As a celebration, it's almost sheer joy right through a lengthy encore. The play runs less than 90 minutes, but the sing-along encore stretches the show to almost two hours -- which, on opening night included lusty audience participation on standards ranging from "Embraceable You" to "Summertime," as well as two little-known, very funny novelty numbers (one written with Irving Berlin) and a salute to archivist Mike Strunsky -- nephew of George's brother Ira -- and his wife, Jean, a longtime Rep Board member.

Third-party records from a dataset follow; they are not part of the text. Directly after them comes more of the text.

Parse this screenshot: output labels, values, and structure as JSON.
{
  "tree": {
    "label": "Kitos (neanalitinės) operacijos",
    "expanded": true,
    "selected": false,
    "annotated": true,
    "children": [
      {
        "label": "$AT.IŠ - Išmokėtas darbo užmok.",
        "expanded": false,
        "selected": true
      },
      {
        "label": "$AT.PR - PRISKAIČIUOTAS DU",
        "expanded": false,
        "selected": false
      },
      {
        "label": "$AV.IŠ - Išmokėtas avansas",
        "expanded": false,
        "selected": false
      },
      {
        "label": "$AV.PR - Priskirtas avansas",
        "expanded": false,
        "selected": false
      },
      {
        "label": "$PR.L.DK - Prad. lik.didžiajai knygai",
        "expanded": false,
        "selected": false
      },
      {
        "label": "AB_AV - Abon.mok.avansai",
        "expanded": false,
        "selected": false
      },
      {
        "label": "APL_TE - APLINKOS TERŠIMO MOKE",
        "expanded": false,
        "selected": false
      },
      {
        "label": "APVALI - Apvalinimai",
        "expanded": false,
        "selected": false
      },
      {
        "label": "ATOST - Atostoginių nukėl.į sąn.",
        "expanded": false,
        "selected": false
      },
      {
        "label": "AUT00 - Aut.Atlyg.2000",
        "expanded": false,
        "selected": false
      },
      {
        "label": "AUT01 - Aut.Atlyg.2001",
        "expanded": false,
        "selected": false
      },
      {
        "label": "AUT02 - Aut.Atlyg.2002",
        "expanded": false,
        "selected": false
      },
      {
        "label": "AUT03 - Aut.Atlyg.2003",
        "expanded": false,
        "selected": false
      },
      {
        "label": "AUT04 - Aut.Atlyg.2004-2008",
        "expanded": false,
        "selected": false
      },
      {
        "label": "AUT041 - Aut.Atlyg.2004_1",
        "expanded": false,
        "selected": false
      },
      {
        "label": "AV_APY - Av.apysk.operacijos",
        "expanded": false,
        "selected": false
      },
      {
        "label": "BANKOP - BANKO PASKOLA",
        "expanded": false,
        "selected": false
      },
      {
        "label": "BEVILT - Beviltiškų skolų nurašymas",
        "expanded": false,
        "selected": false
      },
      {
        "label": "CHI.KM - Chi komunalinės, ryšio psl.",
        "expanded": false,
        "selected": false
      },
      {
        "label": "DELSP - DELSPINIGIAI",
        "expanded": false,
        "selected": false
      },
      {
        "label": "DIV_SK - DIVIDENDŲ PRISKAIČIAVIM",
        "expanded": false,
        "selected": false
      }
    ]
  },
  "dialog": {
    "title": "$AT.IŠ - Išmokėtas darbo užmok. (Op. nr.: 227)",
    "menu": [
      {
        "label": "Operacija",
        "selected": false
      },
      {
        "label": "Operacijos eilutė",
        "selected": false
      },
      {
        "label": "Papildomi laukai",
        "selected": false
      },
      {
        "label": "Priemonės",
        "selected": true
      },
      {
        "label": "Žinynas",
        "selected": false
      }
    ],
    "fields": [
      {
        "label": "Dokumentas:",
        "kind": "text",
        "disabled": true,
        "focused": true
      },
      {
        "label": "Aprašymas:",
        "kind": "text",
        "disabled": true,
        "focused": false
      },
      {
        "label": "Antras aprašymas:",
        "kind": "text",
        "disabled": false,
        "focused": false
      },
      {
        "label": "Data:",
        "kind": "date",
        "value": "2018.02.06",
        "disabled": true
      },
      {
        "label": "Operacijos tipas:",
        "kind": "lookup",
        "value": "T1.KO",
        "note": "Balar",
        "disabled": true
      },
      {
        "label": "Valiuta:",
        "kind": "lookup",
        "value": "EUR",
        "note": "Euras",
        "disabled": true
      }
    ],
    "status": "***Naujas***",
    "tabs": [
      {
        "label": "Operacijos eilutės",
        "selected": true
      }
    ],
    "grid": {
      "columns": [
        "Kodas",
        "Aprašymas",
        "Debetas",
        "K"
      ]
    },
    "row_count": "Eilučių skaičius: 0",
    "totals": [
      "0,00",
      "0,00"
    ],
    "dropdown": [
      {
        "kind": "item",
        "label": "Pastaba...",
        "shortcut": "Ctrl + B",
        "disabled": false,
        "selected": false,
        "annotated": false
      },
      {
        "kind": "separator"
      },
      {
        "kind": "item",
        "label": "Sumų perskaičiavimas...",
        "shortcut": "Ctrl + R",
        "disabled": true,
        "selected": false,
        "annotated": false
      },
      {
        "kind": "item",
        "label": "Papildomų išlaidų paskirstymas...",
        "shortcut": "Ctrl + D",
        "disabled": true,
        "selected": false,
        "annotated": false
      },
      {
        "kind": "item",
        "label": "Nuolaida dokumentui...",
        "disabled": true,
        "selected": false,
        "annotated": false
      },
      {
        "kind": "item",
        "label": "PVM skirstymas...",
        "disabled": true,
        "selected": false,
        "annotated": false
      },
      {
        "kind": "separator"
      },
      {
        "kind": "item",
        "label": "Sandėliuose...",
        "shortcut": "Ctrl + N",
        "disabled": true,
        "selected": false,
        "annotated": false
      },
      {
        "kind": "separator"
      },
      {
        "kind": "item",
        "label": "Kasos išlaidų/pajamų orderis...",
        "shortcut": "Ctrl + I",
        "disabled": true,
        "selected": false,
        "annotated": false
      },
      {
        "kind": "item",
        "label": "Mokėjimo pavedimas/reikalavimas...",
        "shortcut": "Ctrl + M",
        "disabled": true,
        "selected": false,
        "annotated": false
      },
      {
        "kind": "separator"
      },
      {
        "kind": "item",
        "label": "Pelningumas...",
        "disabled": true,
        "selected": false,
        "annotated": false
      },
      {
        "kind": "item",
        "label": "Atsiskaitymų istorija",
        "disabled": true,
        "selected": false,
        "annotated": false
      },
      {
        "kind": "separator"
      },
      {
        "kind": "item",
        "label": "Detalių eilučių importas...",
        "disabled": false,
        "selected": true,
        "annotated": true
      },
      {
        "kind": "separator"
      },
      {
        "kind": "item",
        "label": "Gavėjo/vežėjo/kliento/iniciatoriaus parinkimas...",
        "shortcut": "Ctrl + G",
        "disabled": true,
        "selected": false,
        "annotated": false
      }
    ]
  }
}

What's not to celebrate? Felder's show, which he's been touring internationally since 2000 -- including Broadway and West End runs -- is a cavalcade of immortal standards: "I Got Rhythm," "The Man I Love," "Fascinating Rhythm," " 'S Wonderful," "They Can't Take That Away From Me," "Our Love Is Here to Stay," not to mention selections from "Porgy and Bess," "An American in Paris" and "Rhapsody in Blue."
Felder, a composer in his own right and creator of solo shows about Beethoven, Chopin and Leonard Bernstein (and director-adaptor of Mona Golabek's "The Pianist of Willesden Lane" in the Rep's next season), is a terrific musician. His fingers fly over the keys with pinpoint precision and Gershwin-like dynamism. He sings well too, following an impressive take on Al Jolson's megaphone voice on Gershwin's first big hit, "Swanee," with a capably comic Ethel Merman on "I Got Rhythm."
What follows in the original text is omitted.